The Tokamachi Snow Festival is held annually for three days surrounding the third Saturday of February. It calls itself the first ever snow festival celebrated in Japan, having had its first edition in 1950, the same year that the Sapporo Snow Festival started. Many snow sculptures are created for the occasion and exhibited at various locations in the city.
Located in the mountainous interior of Niigata Prefecture, the city of Tokamachi experiences one of the highest snowfall rates in Japan, with snow often piling up to a height of two meters or more. The hardship caused by these large amounts of snow are partly the cause for the depopulation trend that this rural area has been suffering under. To counteract the negative aspects of the high precipitation, the Tokamachi Snow Festival celebrates the abundant snow as a means of enjoyment for both the residents and visitors.

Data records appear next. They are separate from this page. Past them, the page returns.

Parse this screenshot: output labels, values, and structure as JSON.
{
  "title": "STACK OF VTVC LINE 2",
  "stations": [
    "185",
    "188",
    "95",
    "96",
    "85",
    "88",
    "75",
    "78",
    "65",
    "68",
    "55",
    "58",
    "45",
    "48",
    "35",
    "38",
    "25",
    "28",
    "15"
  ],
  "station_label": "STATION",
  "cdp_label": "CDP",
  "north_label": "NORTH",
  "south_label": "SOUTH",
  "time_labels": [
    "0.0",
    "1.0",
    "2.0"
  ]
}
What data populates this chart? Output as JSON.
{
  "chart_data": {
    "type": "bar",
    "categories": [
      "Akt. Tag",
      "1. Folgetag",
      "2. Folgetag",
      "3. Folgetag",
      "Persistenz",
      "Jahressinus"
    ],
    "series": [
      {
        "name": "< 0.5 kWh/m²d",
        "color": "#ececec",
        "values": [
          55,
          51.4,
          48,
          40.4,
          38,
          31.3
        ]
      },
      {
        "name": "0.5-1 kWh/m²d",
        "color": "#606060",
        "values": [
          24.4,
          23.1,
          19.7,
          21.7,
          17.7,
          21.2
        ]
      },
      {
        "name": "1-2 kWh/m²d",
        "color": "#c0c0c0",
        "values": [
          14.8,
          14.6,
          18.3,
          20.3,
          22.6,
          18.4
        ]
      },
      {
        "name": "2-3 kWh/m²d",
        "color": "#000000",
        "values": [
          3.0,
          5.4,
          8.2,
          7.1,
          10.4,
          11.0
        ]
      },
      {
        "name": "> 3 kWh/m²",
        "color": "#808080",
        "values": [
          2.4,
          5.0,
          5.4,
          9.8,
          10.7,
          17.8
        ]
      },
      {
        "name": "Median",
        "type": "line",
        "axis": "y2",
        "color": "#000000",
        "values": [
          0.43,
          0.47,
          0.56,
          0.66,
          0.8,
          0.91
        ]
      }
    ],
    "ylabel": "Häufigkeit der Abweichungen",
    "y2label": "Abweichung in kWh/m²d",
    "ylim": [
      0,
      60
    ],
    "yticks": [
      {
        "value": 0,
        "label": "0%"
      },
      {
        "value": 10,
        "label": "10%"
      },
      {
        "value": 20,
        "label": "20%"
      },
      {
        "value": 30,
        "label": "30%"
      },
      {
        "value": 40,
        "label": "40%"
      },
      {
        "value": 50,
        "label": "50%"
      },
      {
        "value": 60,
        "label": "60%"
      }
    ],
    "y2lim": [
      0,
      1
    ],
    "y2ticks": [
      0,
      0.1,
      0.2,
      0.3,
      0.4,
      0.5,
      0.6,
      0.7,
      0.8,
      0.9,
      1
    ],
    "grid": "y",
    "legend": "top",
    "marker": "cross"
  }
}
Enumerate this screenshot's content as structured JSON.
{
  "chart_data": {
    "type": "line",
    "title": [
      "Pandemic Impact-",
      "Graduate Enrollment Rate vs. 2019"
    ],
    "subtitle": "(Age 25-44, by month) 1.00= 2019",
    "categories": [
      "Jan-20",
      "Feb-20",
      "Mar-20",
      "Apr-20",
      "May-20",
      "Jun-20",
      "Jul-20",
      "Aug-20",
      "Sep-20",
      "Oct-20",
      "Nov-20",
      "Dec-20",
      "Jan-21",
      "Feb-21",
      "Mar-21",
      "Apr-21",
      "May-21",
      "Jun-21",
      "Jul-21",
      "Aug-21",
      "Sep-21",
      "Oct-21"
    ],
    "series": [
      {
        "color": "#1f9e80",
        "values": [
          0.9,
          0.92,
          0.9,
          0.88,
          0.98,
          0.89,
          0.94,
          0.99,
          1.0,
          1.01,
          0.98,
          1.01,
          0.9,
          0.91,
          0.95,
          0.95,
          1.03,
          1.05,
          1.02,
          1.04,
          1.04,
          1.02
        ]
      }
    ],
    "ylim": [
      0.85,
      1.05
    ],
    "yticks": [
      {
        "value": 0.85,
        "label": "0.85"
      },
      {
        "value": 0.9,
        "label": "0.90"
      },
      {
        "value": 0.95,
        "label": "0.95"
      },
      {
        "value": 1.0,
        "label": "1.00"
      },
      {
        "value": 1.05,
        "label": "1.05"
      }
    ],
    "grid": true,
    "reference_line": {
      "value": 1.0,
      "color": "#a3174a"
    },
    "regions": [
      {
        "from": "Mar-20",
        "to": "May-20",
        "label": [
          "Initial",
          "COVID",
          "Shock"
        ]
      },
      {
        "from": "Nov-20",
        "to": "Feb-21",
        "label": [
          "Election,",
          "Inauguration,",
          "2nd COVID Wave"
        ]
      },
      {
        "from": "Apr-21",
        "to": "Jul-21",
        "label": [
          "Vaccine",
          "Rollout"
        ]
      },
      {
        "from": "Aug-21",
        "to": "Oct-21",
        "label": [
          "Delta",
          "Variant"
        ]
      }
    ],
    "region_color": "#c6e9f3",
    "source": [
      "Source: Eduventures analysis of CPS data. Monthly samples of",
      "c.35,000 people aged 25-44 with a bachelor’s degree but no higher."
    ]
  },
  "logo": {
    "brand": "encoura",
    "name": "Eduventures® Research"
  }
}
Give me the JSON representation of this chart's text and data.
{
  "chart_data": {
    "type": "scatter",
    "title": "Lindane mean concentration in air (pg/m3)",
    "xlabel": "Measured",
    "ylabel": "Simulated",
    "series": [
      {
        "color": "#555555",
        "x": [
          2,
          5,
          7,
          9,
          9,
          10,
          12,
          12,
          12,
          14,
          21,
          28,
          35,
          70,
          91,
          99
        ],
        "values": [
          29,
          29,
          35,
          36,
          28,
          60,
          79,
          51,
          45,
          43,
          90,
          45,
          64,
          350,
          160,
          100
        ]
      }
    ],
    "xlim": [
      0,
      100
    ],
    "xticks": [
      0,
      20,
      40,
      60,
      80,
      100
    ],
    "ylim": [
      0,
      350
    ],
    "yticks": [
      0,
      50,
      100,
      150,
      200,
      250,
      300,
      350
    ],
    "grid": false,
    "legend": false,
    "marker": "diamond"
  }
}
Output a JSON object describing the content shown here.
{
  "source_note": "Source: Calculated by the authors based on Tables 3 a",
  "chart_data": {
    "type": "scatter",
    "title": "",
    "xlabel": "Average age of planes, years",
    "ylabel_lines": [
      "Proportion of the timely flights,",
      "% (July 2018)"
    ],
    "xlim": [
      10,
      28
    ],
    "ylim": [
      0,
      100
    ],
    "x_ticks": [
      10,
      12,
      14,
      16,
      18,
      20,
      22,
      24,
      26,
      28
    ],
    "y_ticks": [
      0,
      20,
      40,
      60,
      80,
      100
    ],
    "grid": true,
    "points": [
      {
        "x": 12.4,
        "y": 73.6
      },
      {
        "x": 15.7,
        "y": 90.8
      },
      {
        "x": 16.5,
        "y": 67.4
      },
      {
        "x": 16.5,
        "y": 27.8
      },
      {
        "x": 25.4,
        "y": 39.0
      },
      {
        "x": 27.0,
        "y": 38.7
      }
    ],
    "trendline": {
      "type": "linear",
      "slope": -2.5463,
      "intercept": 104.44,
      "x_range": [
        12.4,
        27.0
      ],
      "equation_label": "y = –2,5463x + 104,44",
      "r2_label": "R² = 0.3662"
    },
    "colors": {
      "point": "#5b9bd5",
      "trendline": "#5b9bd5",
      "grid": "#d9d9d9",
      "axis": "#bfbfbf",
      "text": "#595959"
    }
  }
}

Compared to the Sapporo Snow Festival, the Tokamachi Snow Festival has a less commercial and more neighborhood atmosphere to it. A distinctive charm lies in the city’s rural environment where the many snow sculptures are created. Some of them are grouped in clusters at sites called “hiroba”, while others are located individually, sometimes at relatively isolated places. The variety of sculptures include art pieces entered for competition, specially created pieces to simply delight visitors, as well as creations by local school children.
The city’s residents and shop keepers also contribute to the festive spirit by making snowmen and snow decorations around their houses, along streets and especially in front of the stores in the city center. Amazake, a type of warm sweet rice wine with zero or close to zero alcohol content, is commonly offered to visitors for free at the various festival sites.